What We're Looking For?
- 3-4 years of experience in Site Reliability Engineering, DevOps, Platform Engineering, or Infrastructure Engineering.
- Strong hands-on experience with AWS services.
- Experience working with ECS and/or EKS.
- Familiarity with Docker and containerized application deployments.
- Experience building CI/CD pipelines using GitHub Actions or similar tooling.
- Experience with Infrastructure as Code tools such as Terraform or CloudFormation.
- Good understanding of networking fundamentals, IAM, security groups, load balancers, and cloud security best practices.
- Comfortable with scripting and automation using Python, Go, or similar languages.
- Strong debugging, ownership, and problem-solving skills.
- Strong collaboration and communication skills.
Developer Experience & AI Platform Mindset
We are especially interested in engineers who think beyond infrastructure management and care deeply about how engineering teams operate.
You should ideally have:
- Interest in Developer Experience (DevEx) and platform engineering.
- Experience improving engineering productivity through tooling, automation, or internal platform capabilities.

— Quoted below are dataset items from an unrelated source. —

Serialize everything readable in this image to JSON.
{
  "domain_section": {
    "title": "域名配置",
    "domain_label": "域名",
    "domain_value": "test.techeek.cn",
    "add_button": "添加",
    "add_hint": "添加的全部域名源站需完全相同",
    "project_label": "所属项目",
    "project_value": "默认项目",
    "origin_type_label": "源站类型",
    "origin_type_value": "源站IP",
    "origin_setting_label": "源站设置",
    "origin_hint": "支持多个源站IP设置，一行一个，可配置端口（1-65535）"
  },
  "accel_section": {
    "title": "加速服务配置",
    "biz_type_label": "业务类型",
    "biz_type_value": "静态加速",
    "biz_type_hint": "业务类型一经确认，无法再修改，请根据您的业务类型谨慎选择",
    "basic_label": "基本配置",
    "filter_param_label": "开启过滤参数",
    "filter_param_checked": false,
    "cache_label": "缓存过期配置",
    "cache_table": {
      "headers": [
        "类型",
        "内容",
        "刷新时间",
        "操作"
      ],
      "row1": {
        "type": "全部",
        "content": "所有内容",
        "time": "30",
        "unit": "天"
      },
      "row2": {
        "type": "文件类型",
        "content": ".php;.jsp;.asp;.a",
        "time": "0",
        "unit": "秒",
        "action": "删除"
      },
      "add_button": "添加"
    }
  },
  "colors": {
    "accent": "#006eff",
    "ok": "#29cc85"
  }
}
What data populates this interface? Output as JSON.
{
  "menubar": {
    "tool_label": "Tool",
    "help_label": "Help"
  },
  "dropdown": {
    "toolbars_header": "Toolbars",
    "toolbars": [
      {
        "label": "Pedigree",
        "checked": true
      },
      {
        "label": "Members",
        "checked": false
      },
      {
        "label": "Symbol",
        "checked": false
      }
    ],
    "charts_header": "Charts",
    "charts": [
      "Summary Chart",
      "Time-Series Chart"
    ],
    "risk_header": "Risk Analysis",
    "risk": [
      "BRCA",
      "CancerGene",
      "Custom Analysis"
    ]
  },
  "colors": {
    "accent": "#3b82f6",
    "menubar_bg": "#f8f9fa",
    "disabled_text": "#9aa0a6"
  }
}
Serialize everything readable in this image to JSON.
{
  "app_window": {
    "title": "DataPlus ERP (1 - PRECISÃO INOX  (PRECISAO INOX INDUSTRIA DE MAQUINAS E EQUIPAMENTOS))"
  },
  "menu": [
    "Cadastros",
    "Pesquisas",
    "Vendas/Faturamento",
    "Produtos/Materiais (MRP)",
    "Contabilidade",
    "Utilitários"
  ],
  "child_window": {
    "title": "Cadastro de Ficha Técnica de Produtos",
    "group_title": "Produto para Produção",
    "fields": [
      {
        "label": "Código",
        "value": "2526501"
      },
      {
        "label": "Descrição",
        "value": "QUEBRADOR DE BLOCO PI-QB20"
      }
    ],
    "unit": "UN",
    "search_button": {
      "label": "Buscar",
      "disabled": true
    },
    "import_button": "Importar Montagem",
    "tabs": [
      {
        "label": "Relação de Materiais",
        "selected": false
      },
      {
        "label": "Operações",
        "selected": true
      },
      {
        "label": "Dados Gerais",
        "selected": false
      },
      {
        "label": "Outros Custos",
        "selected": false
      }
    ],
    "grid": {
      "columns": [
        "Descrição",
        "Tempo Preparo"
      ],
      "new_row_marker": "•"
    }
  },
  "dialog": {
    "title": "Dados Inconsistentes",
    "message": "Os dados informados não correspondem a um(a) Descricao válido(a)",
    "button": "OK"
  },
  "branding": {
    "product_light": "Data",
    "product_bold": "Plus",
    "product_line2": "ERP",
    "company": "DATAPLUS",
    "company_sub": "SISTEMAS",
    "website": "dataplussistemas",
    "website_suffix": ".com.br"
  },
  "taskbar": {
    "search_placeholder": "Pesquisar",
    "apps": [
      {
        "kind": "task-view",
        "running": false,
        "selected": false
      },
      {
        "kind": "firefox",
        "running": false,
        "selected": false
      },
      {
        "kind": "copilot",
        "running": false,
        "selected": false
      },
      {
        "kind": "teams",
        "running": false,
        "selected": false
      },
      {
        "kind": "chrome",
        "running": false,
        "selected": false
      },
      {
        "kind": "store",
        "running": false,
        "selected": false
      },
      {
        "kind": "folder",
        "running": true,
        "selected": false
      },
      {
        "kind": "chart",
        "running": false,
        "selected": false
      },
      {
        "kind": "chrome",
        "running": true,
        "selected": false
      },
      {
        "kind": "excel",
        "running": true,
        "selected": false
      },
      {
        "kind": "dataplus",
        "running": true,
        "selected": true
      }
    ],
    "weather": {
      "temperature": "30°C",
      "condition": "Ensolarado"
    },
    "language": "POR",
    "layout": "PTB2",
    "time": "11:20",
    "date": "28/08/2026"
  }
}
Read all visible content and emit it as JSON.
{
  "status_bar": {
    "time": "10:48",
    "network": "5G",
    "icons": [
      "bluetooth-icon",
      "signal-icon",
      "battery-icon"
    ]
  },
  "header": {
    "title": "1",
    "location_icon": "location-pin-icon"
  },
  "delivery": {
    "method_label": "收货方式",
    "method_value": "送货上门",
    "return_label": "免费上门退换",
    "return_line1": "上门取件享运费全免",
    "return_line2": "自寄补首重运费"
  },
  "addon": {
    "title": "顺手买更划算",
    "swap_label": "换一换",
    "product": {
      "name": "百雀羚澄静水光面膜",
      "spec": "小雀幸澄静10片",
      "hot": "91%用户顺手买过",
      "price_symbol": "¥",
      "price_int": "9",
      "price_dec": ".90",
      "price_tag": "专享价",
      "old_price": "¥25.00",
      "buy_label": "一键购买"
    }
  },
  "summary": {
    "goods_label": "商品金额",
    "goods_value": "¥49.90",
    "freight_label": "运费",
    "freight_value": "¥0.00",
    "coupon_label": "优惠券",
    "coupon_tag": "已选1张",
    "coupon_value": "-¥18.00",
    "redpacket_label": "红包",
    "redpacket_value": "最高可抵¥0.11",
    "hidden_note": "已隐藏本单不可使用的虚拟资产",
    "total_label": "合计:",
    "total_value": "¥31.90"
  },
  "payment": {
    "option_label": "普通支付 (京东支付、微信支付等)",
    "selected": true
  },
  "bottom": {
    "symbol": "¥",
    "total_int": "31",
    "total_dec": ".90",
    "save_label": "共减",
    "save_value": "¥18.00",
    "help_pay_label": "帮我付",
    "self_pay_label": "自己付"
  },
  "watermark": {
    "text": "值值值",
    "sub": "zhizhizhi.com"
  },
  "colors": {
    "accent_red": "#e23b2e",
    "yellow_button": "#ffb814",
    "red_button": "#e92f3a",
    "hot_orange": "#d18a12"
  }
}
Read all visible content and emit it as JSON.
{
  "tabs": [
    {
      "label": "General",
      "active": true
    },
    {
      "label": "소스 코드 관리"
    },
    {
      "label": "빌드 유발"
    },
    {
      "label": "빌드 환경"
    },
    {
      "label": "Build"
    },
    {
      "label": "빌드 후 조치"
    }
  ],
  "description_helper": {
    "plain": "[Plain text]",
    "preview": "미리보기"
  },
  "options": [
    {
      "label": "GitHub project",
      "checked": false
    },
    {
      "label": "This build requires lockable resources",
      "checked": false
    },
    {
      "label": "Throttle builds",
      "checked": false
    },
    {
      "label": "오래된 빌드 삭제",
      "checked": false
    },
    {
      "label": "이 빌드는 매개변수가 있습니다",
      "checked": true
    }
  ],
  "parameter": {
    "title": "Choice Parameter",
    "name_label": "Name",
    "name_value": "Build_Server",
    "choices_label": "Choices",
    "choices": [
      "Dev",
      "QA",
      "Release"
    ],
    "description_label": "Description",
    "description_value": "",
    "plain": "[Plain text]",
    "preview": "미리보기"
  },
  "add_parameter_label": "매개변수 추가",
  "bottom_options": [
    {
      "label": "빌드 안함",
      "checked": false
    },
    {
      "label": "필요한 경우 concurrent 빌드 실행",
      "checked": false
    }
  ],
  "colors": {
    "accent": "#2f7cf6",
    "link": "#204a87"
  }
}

- Comfort using AI and LLM-powered tools for coding, debugging, documentation, automation, and operational workflows.
- Curiosity about how AI-assisted engineering workflows can improve developer velocity, reliability, and operational efficiency.
- A mindset of continuously reducing manual work and improving engineering systems through automation.
Nice To Have
- Exposure to ClickHouse OSS or ClickHouse Cloud.
- Experience with observability platforms such as CloudWatch, Grafana, Prometheus, or similar tools.
- Familiarity with AWS cost optimization practices.
- Experience building internal developer platforms, self-service infrastructure tooling, or engineering enablement systems.
- Exposure to AI-powered developer tools and operational automation workflows.
Who You Are?
You enjoy solving infrastructure problems, automating repetitive work, and building systems that make engineers more effective.
You think beyond traditional DevOps and are excited about Developer Experience, platform engineering, and the next generation of AI-enabled software development. You are curious about how AI can improve engineering workflows, incident response, operational efficiency, and software delivery.
You are hands-on, pragmatic, and thrive in fast-moving environments where ownership, learning, and execution matter.
If building reliable systems and enabling great engineers to move faster excites you, we'd love to talk.
Why Enterpret?
- Real problems to solve — The team needs you. This isn't a maintenance role; it's a turnaround.
- AI-native product — Work on a product using LLMs at its core (OpenAI, Anthropic), serving customers who care deeply about what we build.
- Modern stack — Go for performance services, ClickHouse for analytics, AWS (Fargate, DynamoDB, RDS, S3), and coding agents to automate engineering workflows.
- Meaningful ownership — Significant equity in a venture-backed company with real traction.